— Tu commences à le connaître, papa. Mais j’ai pris mes précautions. J’ai dit à l’employé qui se trouvait à l’appareil que c’était pour la régularisation d’une opération récente dont M. Pecq-Vizard était venu entretenir M. Langrevin.
— Oui, je vois très bien ce qu’hier il aurait désiré. Il s’était dit : Langrevin va peut-être prendre un arrangement avec ses créanciers. Je ne veux pas être traité comme eux. Ma créance à moi est toute récente. Elle date du moment où Langrevin était déjà mal en point. Ce n’est pas une créance d’affaires. Il faudrait obtenir de Langrevin une reconnaissance de dette plus forte, afin qu’à la répartition je rentre à peu près dans mon argent.
— Ah ! papa ! tu le connais bien ! C’est certainement son idée de derrière la tête, et c’est pour ça qu’il viendra ce matin… Nous allons le recevoir ensemble. Seulement laisse-moi t’adresser une prière : reste calme.
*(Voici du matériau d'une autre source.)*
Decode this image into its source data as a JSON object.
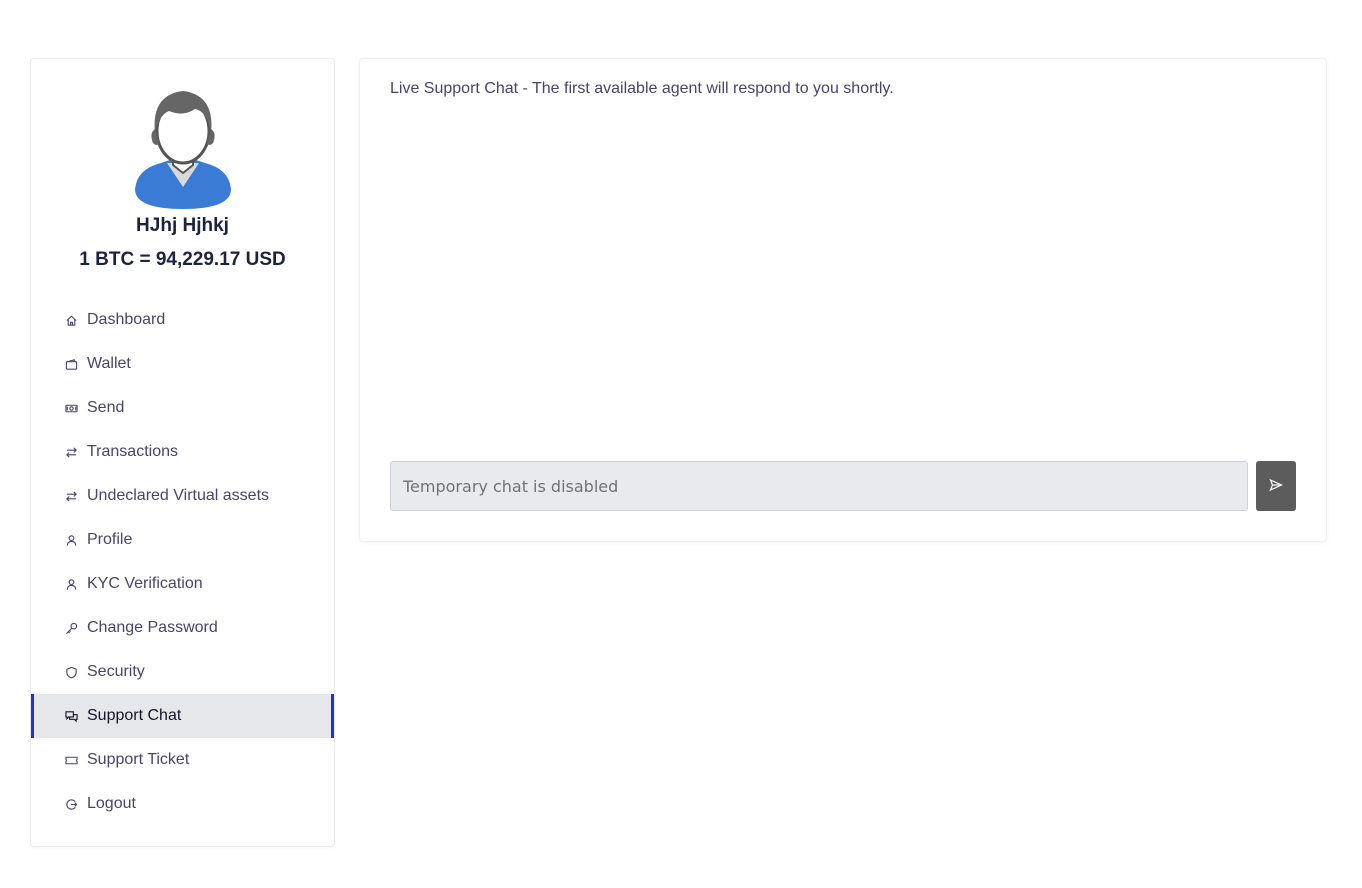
{
  "user": {
    "name": "HJhj Hjhkj",
    "btc_rate": "1 BTC = 94,229.17 USD"
  },
  "sidebar": {
    "items": [
      {
        "label": "Dashboard",
        "icon": "home-icon",
        "active": false
      },
      {
        "label": "Wallet",
        "icon": "wallet-icon",
        "active": false
      },
      {
        "label": "Send",
        "icon": "cash-icon",
        "active": false
      },
      {
        "label": "Transactions",
        "icon": "arrows-exchange-icon",
        "active": false
      },
      {
        "label": "Undeclared Virtual assets",
        "icon": "arrows-exchange-icon",
        "active": false
      },
      {
        "label": "Profile",
        "icon": "user-icon",
        "active": false
      },
      {
        "label": "KYC Verification",
        "icon": "user-icon",
        "active": false
      },
      {
        "label": "Change Password",
        "icon": "key-icon",
        "active": false
      },
      {
        "label": "Security",
        "icon": "shield-icon",
        "active": false
      },
      {
        "label": "Support Chat",
        "icon": "chat-icon",
        "active": true
      },
      {
        "label": "Support Ticket",
        "icon": "ticket-icon",
        "active": false
      },
      {
        "label": "Logout",
        "icon": "logout-icon",
        "active": false
      }
    ]
  },
  "chat": {
    "header": "Live Support Chat - The first available agent will respond to you shortly.",
    "input_placeholder": "Temporary chat is disabled",
    "send_icon": "send-icon"
  },
  "colors": {
    "active_border": "#1e35c7",
    "active_bg": "#e6e7eb",
    "nav_text": "#4a4370",
    "avatar_shirt": "#3a7bd5",
    "avatar_hair": "#666666",
    "send_button": "#5c5c5c"
  }
}
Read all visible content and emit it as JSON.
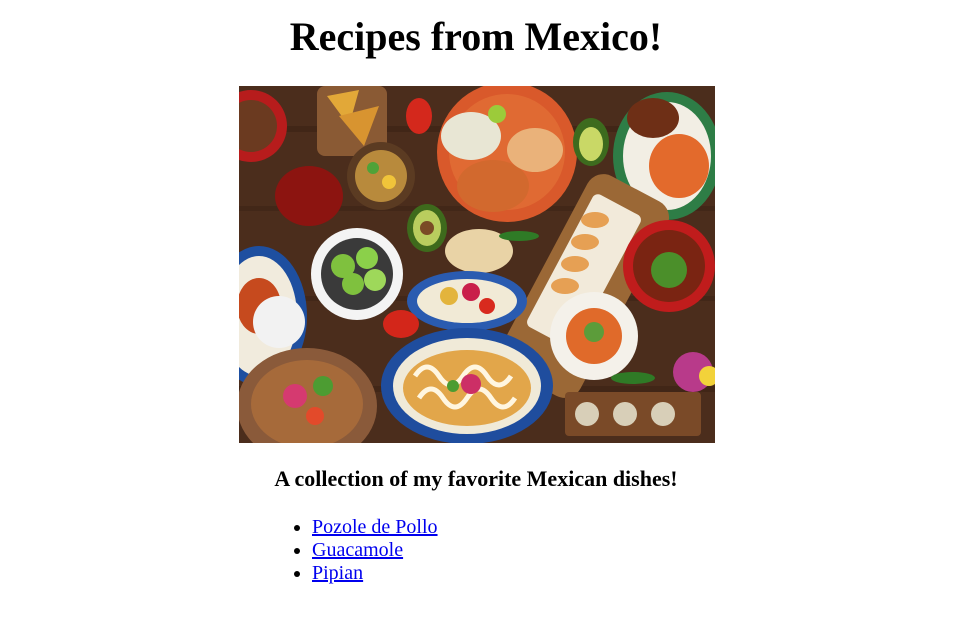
{
  "page": {
    "title": "Recipes from Mexico!",
    "subtitle": "A collection of my favorite Mexican dishes!"
  },
  "hero_image": {
    "icon": "mexican-food-spread-photo"
  },
  "recipes": [
    {
      "label": "Pozole de Pollo"
    },
    {
      "label": "Guacamole"
    },
    {
      "label": "Pipian"
    }
  ],
  "colors": {
    "link": "#0000ee",
    "text": "#000000",
    "background": "#ffffff"
  }
}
Froid, si tu veux, j’aime autant que tu sois froid, mais calme.
— Je ferai ce que tu voudras. Je suis ton employé maintenant.
— Oh papa !
— Ça m’est égal, d’être ton employé. Celui de Girbel, ça m’embêtait un peu.
— En deux mots, voici la situation. J’ai déjà placé la moitié de mon affaire d’Espagne. Pecq-Vizard est tout désigné pour m’en prendre un bon paquet. Je vais lui rendre le bien pour le mal. Je le fais entrer dans une affaire excellente.
— Si ces titres sont si bons, on pourrait trouver d’autres personnes à qui les offrir.
— On a Pecq-Vizard sous la main. On va lui rendre son argent : il sera dans des dispositions adorables dont il serait criminel de ne pas profiter.
— Entrez, Émile. Qu’est-ce que c’est ?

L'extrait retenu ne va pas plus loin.